The Inference Report

May 27, 2026
From the Wire

The open source supply chain is becoming the front line of AI infrastructure risk, even as the technology's actual production failures remain invisible to most users. A critical vulnerability in Starlette, downloaded 325 million times weekly, exposes millions of AI agents to compromise at the moment when enterprises are racing to deploy them. Yet simultaneously, the gap between ambition and reality is widening: 85% of organizations want to be agentic within three years, but 76% admit their operations cannot support it. Production agents are being quietly scoped down to read-only assistants and human-in-the-loop workflows because real-world data arrives late, facts conflict, APIs time out, and permissions bite. The demos work. The deployments don't. Meanwhile, the market is pricing in a different story entirely.
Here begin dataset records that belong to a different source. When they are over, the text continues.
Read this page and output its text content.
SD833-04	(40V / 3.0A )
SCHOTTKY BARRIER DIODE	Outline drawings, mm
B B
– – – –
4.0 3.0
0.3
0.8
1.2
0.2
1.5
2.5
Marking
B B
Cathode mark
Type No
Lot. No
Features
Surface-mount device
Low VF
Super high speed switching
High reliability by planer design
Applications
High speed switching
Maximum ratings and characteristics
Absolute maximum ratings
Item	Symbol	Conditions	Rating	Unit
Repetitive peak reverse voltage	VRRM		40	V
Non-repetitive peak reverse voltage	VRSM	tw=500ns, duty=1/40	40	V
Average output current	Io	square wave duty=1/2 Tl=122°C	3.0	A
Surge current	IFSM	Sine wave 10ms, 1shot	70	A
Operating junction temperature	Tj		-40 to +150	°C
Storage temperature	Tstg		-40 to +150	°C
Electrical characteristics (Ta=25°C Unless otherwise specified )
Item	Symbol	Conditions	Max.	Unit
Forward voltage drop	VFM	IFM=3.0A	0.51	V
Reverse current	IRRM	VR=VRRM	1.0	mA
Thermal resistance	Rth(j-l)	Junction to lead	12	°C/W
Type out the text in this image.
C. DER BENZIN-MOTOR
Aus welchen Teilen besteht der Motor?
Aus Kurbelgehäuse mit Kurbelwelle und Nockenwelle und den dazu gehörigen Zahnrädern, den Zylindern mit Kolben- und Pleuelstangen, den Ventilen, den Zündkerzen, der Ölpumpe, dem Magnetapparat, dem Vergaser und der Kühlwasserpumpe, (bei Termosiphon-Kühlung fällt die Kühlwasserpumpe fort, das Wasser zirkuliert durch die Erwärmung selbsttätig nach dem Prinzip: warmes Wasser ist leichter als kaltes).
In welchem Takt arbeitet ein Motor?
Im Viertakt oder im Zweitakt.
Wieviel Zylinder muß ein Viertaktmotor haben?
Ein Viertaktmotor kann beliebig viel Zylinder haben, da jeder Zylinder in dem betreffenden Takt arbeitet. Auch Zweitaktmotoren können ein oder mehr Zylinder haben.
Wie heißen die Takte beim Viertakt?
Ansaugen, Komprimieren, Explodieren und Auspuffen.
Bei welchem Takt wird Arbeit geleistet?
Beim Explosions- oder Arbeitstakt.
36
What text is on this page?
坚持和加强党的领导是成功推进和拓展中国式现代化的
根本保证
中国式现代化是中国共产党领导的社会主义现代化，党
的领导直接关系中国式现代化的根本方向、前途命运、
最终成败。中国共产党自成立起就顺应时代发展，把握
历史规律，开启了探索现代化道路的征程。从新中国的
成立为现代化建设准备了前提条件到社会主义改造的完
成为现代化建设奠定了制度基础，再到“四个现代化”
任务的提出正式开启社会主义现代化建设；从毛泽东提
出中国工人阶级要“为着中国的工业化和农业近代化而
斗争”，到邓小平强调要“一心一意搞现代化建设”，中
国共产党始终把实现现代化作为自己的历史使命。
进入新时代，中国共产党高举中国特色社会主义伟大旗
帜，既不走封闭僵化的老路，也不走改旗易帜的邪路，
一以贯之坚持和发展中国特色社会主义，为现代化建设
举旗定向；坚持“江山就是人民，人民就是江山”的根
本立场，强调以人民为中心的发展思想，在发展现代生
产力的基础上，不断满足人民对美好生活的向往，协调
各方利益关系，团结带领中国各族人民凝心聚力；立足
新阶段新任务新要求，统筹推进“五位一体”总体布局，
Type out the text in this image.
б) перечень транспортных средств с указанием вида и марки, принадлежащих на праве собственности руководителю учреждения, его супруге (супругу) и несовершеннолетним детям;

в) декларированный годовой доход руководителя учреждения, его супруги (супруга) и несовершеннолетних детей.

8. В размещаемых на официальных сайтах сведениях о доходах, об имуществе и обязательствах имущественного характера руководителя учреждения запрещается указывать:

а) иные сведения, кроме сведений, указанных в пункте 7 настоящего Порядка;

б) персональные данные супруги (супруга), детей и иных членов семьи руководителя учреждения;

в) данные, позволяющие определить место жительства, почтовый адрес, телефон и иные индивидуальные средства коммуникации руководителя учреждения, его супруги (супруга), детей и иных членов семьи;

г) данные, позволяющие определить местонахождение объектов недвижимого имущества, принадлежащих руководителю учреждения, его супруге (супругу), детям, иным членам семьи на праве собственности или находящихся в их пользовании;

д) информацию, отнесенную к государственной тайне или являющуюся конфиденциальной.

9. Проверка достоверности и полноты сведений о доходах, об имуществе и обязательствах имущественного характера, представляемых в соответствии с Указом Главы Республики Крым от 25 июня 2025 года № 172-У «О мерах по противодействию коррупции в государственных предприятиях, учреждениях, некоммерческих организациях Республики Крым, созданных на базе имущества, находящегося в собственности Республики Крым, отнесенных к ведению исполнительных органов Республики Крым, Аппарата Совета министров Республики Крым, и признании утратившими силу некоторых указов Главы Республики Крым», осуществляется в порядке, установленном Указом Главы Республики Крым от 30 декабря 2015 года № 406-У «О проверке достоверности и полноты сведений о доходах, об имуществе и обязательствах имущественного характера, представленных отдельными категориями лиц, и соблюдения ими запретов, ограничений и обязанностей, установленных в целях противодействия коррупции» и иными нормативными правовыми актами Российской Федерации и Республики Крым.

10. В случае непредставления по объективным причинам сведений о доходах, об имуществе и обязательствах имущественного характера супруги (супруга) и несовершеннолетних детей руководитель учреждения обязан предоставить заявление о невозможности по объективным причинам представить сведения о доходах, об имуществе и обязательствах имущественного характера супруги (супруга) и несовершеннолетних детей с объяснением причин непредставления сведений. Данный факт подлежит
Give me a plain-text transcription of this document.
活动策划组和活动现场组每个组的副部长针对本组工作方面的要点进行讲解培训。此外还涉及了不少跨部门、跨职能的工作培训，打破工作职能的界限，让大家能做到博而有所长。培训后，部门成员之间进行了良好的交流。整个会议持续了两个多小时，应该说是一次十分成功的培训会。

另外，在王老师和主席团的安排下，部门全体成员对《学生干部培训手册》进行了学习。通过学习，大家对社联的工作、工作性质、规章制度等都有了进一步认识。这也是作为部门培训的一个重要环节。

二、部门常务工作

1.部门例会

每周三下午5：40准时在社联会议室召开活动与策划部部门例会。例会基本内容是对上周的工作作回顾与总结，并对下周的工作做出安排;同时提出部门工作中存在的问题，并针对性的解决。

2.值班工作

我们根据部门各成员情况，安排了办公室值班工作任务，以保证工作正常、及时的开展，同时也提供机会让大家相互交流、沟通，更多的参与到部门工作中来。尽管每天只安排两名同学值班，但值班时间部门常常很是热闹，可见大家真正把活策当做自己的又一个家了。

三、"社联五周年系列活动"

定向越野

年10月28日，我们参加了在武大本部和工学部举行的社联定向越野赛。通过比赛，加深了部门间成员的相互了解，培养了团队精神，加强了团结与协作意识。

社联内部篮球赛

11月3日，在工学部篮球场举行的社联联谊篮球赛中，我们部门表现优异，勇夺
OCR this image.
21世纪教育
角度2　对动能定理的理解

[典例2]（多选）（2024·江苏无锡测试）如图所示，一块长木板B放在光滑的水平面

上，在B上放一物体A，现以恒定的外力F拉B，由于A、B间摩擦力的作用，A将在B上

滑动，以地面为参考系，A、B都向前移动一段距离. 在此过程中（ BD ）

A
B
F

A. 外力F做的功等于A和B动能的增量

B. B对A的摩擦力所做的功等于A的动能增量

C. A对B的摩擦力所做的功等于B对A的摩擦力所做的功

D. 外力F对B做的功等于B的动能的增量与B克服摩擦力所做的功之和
Google's forced integration of AI Search has triggered a measurable exodus. DuckDuckGo installs jumped 30% as users rejected being force-fed AI agents in place of blue links. This is not rhetoric; it is consumer behavior signaling that the default integration strategy carries a cost. At the same time, OpenRouter's valuation more than doubled to $1.3 billion on the strength of 5x usage growth in six months, suggesting the actual demand is for choice among models, not consolidation around a single interface. The market is fragmenting where incumbents expected capture. Those with distribution are losing users to those offering optionality.

The labor picture is bifurcating in ways the "AI jobs hysteria" narrative obscures. Aggregate employment remains stable, but entry-level work is quietly weakening, the first rung of the career ladder eroding beneath the surface. Simultaneously, a new labor arbitrage is emerging: Human Archive is paying gig workers in India to wear camera-equipped caps and sensor devices, turning their physical movements into training data for humanoid robots. The jobs that remain are being redefined as data collection infrastructure. Tech companies are firing people to fund AI infrastructure buildout while funding startups that turn other people into sensors. The Pope's encyclical warned of power concentration in a few global players. The data shows something sharper: power is consolidating not just in companies, but in the ability to define what counts as work, what counts as risk, and what counts as a person in the first place.